LU 분해 뒤 해당 계산이 제대로 되었는지를 확인하기 위해 Numeric Python 모듈을 이용했다. 여기 에서 받을 수 있다.

  • 느낀점 - LU 분해를 일반화시키는 부분에 대해서는 연습장에서 계산을 시키고 대입을 해보고 패턴을 찾아낸 뒤 일반화시켰다. 만일 이 부분을 코드를 짜면서 TestFirstProgramming * Refactoring 의 방법으로 풀었더라면 어떠했을까. (두 개의 과정이 비슷하다고 여겨진다. 코드가 줄어들고 OAOO 의 원칙을 지킬 수 있을테니까.) -- 석천

  • 해결한 시간 : 대략 6시간 10분 (수학 일반화 계산 1시간 30분, LU 분해 2시간 30분, tri-diagonal 2시간 12분)

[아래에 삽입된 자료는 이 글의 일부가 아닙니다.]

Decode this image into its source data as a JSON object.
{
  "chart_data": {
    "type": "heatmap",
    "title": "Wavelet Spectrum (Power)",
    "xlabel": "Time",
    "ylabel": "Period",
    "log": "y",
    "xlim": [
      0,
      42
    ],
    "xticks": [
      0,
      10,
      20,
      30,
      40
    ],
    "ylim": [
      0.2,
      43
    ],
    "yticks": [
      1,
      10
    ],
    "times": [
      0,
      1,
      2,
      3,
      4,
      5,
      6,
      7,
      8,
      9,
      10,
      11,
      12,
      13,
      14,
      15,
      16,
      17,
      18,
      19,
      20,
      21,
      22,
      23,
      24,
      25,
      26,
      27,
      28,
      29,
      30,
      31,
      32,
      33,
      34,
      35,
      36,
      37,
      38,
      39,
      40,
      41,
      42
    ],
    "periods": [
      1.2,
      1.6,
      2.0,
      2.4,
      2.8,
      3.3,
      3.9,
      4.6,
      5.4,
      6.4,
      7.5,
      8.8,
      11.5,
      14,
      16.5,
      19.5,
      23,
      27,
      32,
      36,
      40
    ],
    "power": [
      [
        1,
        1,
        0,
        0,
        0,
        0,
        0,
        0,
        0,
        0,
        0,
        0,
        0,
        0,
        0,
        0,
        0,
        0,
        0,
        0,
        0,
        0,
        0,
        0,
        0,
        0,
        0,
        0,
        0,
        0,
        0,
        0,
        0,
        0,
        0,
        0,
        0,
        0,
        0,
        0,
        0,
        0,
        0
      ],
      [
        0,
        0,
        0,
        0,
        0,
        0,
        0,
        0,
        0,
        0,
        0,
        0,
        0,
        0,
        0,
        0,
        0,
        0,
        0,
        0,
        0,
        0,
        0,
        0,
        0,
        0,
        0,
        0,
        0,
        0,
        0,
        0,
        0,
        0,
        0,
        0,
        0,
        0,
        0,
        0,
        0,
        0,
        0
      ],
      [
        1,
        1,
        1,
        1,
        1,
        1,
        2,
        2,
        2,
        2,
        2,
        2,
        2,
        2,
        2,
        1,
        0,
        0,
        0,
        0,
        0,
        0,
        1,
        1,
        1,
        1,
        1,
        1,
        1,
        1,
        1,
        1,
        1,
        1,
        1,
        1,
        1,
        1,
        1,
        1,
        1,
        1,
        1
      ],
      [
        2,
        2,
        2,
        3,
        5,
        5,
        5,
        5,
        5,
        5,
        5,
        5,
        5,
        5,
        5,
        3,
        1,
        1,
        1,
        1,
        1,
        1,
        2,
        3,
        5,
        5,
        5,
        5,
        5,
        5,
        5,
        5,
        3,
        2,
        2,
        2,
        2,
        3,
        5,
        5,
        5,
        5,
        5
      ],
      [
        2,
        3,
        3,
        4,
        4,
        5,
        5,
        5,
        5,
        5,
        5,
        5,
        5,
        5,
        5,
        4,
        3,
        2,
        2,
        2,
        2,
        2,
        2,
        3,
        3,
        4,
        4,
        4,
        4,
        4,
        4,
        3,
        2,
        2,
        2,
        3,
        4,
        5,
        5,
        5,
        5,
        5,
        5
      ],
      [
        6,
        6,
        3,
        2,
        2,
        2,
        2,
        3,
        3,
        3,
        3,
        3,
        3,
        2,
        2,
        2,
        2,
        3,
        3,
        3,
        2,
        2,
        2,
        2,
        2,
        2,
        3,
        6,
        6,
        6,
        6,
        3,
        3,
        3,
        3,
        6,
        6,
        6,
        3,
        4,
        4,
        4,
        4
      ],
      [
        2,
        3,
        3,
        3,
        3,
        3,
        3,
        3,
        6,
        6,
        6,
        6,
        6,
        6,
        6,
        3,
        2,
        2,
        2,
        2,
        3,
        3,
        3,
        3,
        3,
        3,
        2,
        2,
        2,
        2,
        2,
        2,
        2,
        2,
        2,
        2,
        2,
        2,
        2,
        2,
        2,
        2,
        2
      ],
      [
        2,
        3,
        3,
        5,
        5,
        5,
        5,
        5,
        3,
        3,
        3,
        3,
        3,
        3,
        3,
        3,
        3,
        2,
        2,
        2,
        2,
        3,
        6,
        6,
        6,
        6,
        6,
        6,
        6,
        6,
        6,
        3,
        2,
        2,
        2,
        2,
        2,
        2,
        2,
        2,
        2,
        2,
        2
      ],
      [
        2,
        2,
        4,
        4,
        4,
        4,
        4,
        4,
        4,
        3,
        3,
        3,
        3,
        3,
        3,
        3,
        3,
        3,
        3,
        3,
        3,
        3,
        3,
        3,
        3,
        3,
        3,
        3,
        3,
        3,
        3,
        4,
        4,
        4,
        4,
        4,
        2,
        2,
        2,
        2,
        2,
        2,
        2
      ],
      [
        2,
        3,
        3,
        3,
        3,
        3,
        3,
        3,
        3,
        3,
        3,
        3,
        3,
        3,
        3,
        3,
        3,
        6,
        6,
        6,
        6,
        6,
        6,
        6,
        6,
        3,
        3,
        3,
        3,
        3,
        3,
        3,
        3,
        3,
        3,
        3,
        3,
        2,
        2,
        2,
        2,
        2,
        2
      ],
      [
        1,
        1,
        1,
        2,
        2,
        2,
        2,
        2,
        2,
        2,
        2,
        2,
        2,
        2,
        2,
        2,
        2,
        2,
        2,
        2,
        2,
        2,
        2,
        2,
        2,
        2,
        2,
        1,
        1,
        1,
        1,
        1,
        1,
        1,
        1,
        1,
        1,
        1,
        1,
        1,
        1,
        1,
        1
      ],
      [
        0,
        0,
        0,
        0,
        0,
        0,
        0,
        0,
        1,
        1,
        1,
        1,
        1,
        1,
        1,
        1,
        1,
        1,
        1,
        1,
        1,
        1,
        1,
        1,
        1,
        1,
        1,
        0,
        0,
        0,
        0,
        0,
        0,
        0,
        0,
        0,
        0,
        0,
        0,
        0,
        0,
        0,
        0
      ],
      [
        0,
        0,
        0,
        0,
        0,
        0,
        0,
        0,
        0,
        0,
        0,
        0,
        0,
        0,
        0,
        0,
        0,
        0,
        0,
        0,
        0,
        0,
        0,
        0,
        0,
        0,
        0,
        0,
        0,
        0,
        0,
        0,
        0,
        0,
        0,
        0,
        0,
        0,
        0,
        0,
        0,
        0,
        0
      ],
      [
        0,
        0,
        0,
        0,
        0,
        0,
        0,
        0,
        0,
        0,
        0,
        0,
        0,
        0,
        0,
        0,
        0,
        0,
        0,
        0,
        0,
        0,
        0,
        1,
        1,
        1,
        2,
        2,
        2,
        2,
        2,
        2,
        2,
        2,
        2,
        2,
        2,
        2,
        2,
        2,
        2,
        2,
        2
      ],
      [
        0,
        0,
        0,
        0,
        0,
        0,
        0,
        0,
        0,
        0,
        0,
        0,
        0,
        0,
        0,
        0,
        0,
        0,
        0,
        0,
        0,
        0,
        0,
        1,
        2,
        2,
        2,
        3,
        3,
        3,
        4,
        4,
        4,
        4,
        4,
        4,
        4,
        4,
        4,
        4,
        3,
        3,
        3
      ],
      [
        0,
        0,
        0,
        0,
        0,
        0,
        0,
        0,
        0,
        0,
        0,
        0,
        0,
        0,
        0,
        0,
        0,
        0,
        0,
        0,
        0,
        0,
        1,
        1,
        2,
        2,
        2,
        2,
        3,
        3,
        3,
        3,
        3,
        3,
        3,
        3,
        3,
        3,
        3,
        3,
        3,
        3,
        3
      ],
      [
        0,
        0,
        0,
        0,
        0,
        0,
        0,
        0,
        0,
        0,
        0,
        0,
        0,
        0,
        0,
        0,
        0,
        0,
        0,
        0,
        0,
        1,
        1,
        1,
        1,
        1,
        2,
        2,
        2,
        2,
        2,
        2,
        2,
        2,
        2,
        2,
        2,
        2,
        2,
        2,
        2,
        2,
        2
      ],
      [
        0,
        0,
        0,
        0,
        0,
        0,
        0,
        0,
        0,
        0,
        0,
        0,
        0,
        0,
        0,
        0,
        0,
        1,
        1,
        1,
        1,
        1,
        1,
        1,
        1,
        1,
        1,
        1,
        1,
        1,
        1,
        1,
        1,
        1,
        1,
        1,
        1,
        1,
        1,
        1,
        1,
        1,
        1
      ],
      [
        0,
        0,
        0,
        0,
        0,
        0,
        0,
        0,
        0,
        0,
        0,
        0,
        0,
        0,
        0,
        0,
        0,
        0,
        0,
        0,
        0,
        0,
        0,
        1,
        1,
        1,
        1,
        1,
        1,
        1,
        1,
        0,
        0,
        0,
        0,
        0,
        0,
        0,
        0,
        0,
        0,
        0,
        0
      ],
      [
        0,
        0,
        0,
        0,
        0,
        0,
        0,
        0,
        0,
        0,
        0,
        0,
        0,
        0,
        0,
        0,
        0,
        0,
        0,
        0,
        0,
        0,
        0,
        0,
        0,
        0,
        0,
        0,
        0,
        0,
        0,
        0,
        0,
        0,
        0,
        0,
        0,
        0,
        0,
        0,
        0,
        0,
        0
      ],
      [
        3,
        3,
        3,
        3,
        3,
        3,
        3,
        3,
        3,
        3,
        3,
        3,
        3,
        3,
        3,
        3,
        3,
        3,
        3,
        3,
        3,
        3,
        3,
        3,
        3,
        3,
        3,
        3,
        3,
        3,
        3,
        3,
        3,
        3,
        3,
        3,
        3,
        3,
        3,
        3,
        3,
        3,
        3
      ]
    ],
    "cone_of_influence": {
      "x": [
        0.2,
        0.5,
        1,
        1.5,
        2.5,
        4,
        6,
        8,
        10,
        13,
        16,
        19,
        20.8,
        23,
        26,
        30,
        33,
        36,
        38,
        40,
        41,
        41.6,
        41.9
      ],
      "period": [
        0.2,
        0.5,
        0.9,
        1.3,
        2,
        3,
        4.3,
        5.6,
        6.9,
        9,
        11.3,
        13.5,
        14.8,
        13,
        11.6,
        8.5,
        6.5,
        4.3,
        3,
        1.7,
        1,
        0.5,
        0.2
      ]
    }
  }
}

test_lu.py - LU Decomposition 을 위한 test code

~cpp 
import unittest
from Numeric import *
from Matrix import *
from LuDecomposition import *

class TestLuDecomposition(unittest.TestCase):
	def setUp(self):
		self.a = [[1.0,2.0,3.0],[4.0,5.0,6.0],[7.0,8.0,9.0]]
		self.matrixA = Matrix(array(self.a))

	def testLwrite(self):
		ld = LuDecomposition(self.a)
		col = 0	
		ld._writeL(col)
		self.assertEquals(ld._getL(), [[1,0,0],[4,0,0],[7,0,0]])

	def testUwrite(self):
		ld = LuDecomposition(self.a)
		col = 0
		ld._writeL(col)
		row = 0
		ld._writeU(row)
		self.assertEquals(ld._getU(), [[1,2.0,3.0],[0,1,0], [0,0,1]])

	def testLuDecMore(self):
		ld = LuDecomposition(self.a)
		ld._writeL(0)
		ld._writeU(0)
		self.assertEquals(ld._getL(), [[1,0,0],[4,0,0],[7,0,0]])
		self.assertEquals(ld._getU(), [[1,2,3],[0,1,0], [0,0,1]])
		ld._writeL(1)
		ld._writeU(1)
		self.assertEquals(ld._getL(), [[1,0,0],[4,-3,0],[7,-6,0]])
		self.assertEquals(ld._getU(), [[1,2,3],[0,1,2], [0,0,1]])
		ld._writeL(2)
		ld._writeU(2)
		self.assertEquals(ld._getL(), [[1,0,0],[4,-3,0],[7,-6,0]])
		self.assertEquals(ld._getU(), [[1,2,3],[0,1,2], [0,0,1]])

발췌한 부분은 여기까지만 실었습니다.